MPs join wild dog fight

By Rodney Woods

The Victorian Government is not doing enough to eradicate the threat of wild dogs in the Hume region, according to the chairman of the Cheshunt Wild Dog League.

Terry Ring, from Upper Ryan’s Creek, along with three other members from the group discussed the issue with state Nationals MPs Steph Ryan and Peter Walsh last week and have contacted Jaclyn Symes’ office to raise their concerns with both major parties in the area.

‘‘No, they are not doing enough at this point. There’s no other way of putting it,’’ Mr Ring said of the Victorian Government’s handling of the issue.

‘‘We went in to the meeting (with Ms Ryan and Mr Walsh) with our major concern being that the system as it currently stands is not working.

‘‘First you have got to understand that there are a series of wild dog zones. The Hume region consists of eight zones.

‘‘The reason the system is not working is there are eight zones with six permanent wild dog controllers working in those eight zones.

‘‘What we see as an absolute necessity is there needs to be one permanent wild dog controller in each zone and in bigger zones, like the Ovens, we are asking for two as it was approximately five years ago.’’

Mr Ring said plugging holes was not working.

‘‘If there is an issue in one of the zones without a wild dog controller, a wild dog controller is taken out of his zone to plug a hole and then he is not there if there are issues in his area,’’ he said.

‘‘We can’t fault what they are doing. They just can’t do the job they want to do.

‘‘This is where it is all falling down.’’

Mr Ring said issues had been constant on one particular farm, especially in the past 14 months.

‘‘On one particular property in the last 14 months there have been nine attacks on livestock where 15 have been killed and 18 maimed.

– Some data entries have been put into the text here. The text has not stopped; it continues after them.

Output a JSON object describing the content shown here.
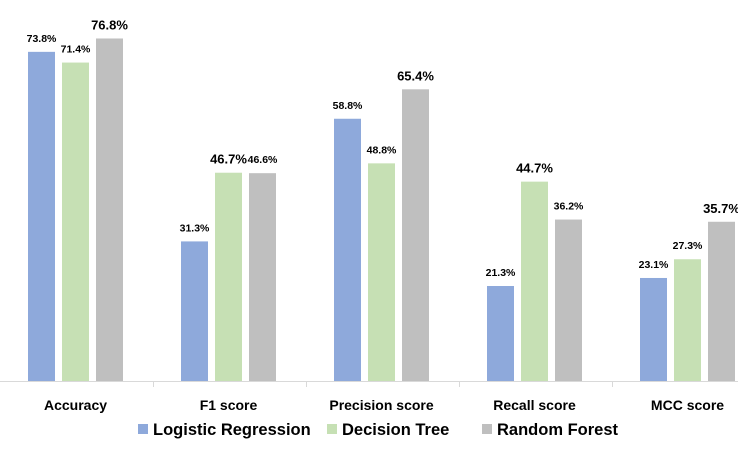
{
  "chart_data": {
    "type": "bar",
    "title": "",
    "xlabel": "",
    "ylabel": "",
    "ylim": [
      0,
      80
    ],
    "grid": false,
    "legend_position": "bottom",
    "categories": [
      "Accuracy",
      "F1 score",
      "Precision score",
      "Recall score",
      "MCC score"
    ],
    "series": [
      {
        "name": "Logistic Regression",
        "color": "#8EA9DB",
        "values": [
          73.8,
          31.3,
          58.8,
          21.3,
          23.1
        ],
        "labels": [
          "73.8%",
          "31.3%",
          "58.8%",
          "21.3%",
          "23.1%"
        ]
      },
      {
        "name": "Decision Tree",
        "color": "#C6E0B4",
        "values": [
          71.4,
          46.7,
          48.8,
          44.7,
          27.3
        ],
        "labels": [
          "71.4%",
          "46.7%",
          "48.8%",
          "44.7%",
          "27.3%"
        ]
      },
      {
        "name": "Random Forest",
        "color": "#BFBFBF",
        "values": [
          76.8,
          46.6,
          65.4,
          36.2,
          35.7
        ],
        "labels": [
          "76.8%",
          "46.6%",
          "65.4%",
          "36.2%",
          "35.7%"
        ]
      }
    ]
  }
}
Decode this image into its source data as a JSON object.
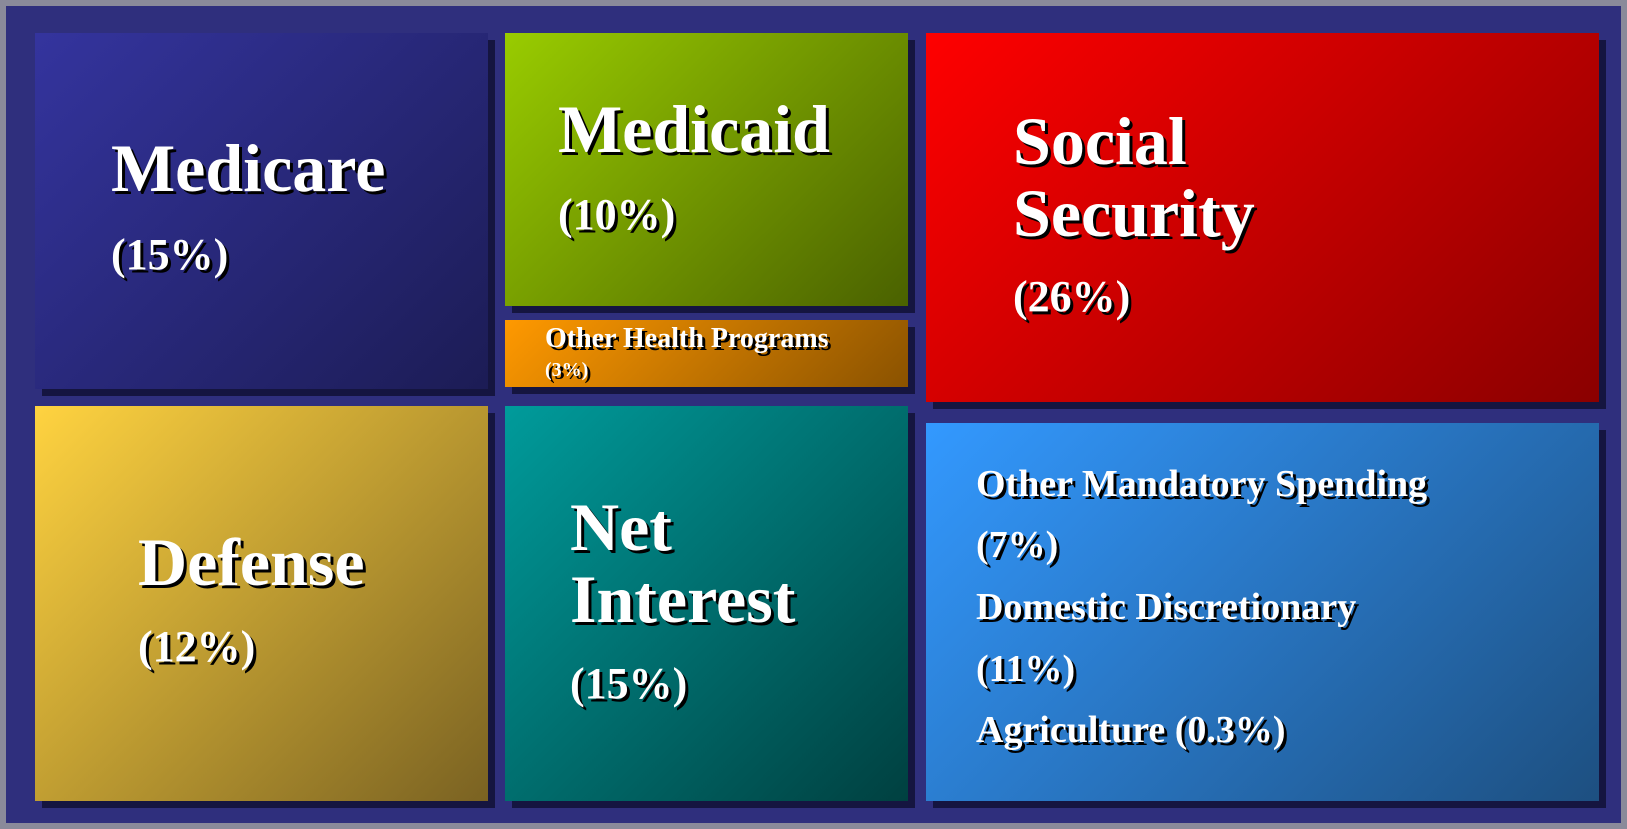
{
  "boxes": [
    {
      "label": "Medicare",
      "share": "(15%)"
    },
    {
      "label": "Medicaid",
      "share": "(10%)"
    },
    {
      "label": "Other Health Programs",
      "share": "(3%)"
    },
    {
      "label": "Social Security",
      "share": "(26%)"
    },
    {
      "label": "Defense",
      "share": "(12%)"
    },
    {
      "label": "Net Interest",
      "share": "(15%)"
    },
    {
      "lines": [
        "Other Mandatory Spending",
        "(7%)",
        "Domestic Discretionary",
        "(11%)",
        "Agriculture (0.3%)"
      ]
    }
  ]
}
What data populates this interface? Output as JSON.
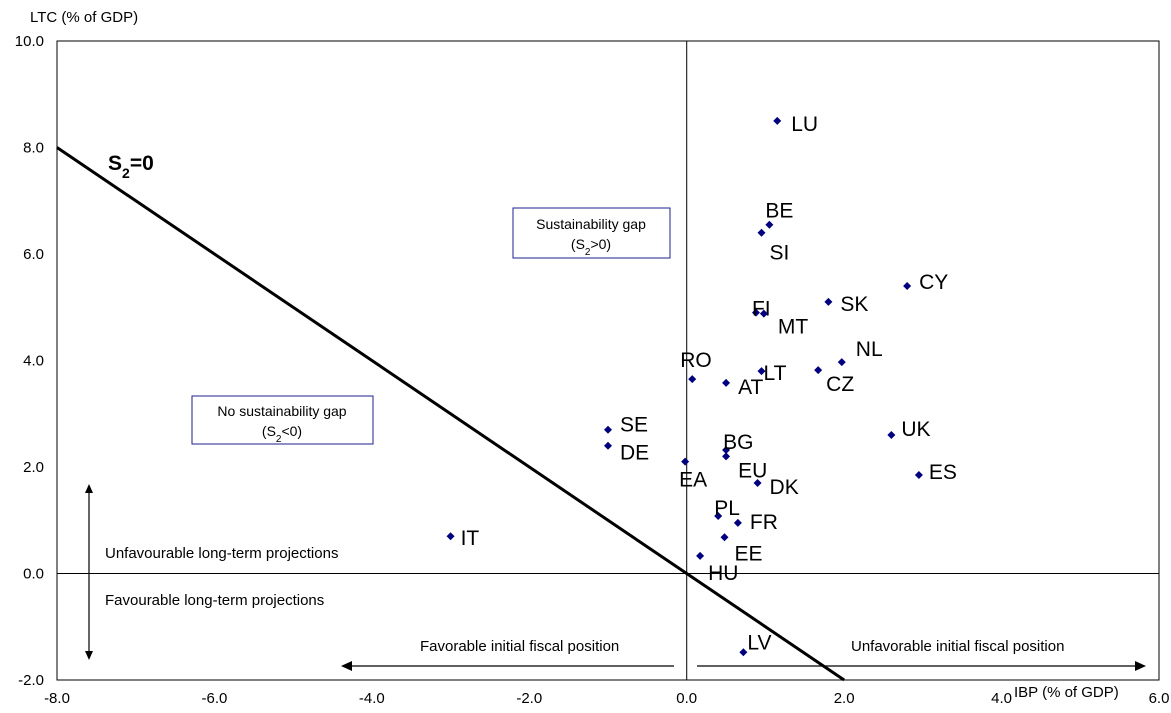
{
  "chart_data": {
    "type": "scatter",
    "xlabel": "IBP (% of GDP)",
    "ylabel": "LTC (% of GDP)",
    "xlim": [
      -8.0,
      6.0
    ],
    "ylim": [
      -2.0,
      10.0
    ],
    "xticks": [
      "-8.0",
      "-6.0",
      "-4.0",
      "-2.0",
      "0.0",
      "2.0",
      "4.0",
      "6.0"
    ],
    "yticks": [
      "-2.0",
      "0.0",
      "2.0",
      "4.0",
      "6.0",
      "8.0",
      "10.0"
    ],
    "grid": false,
    "marker_color": "#00007f",
    "points": [
      {
        "label": "LU",
        "x": 1.15,
        "y": 8.5
      },
      {
        "label": "BE",
        "x": 1.05,
        "y": 6.55
      },
      {
        "label": "SI",
        "x": 0.95,
        "y": 6.4
      },
      {
        "label": "CY",
        "x": 2.8,
        "y": 5.4
      },
      {
        "label": "SK",
        "x": 1.8,
        "y": 5.1
      },
      {
        "label": "FI",
        "x": 0.88,
        "y": 4.9
      },
      {
        "label": "MT",
        "x": 0.98,
        "y": 4.88
      },
      {
        "label": "NL",
        "x": 1.97,
        "y": 3.97
      },
      {
        "label": "CZ",
        "x": 1.67,
        "y": 3.82
      },
      {
        "label": "LT",
        "x": 0.95,
        "y": 3.8
      },
      {
        "label": "RO",
        "x": 0.07,
        "y": 3.65
      },
      {
        "label": "AT",
        "x": 0.5,
        "y": 3.58
      },
      {
        "label": "SE",
        "x": -1.0,
        "y": 2.7
      },
      {
        "label": "UK",
        "x": 2.6,
        "y": 2.6
      },
      {
        "label": "DE",
        "x": -1.0,
        "y": 2.4
      },
      {
        "label": "BG",
        "x": 0.5,
        "y": 2.32
      },
      {
        "label": "EU",
        "x": 0.5,
        "y": 2.2
      },
      {
        "label": "EA",
        "x": -0.02,
        "y": 2.1
      },
      {
        "label": "ES",
        "x": 2.95,
        "y": 1.85
      },
      {
        "label": "DK",
        "x": 0.9,
        "y": 1.7
      },
      {
        "label": "PL",
        "x": 0.4,
        "y": 1.08
      },
      {
        "label": "FR",
        "x": 0.65,
        "y": 0.95
      },
      {
        "label": "IT",
        "x": -3.0,
        "y": 0.7
      },
      {
        "label": "EE",
        "x": 0.48,
        "y": 0.68
      },
      {
        "label": "HU",
        "x": 0.17,
        "y": 0.33
      },
      {
        "label": "LV",
        "x": 0.72,
        "y": -1.48
      }
    ],
    "line": {
      "label": "S2=0",
      "x1": -8.0,
      "y1": 8.0,
      "x2": 2.0,
      "y2": -2.0
    },
    "annotations": {
      "sustainability_gap": [
        "Sustainability gap",
        "(S2>0)"
      ],
      "no_sustainability_gap": [
        "No sustainability gap",
        "(S2<0)"
      ],
      "unfavourable_projections": "Unfavourable long-term projections",
      "favourable_projections": "Favourable long-term projections",
      "favourable_fiscal": "Favorable initial fiscal position",
      "unfavourable_fiscal": "Unfavorable initial fiscal position"
    }
  }
}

‘‘Over the last couple of years the problem has increased quite dramatically.

‘‘An example of that is on and within 2km to 3km of our property three dogs have been shot and 11 others trapped in the last three months.

‘‘It’s the worst I’ve seen in the 33 years here.’’

Mr Walsh said the discussions were beneficial.

‘‘Hearing from north-east farmers today has reinforced to me the need for increased control as well as input from affected landholders,’’ Mr Walsh said.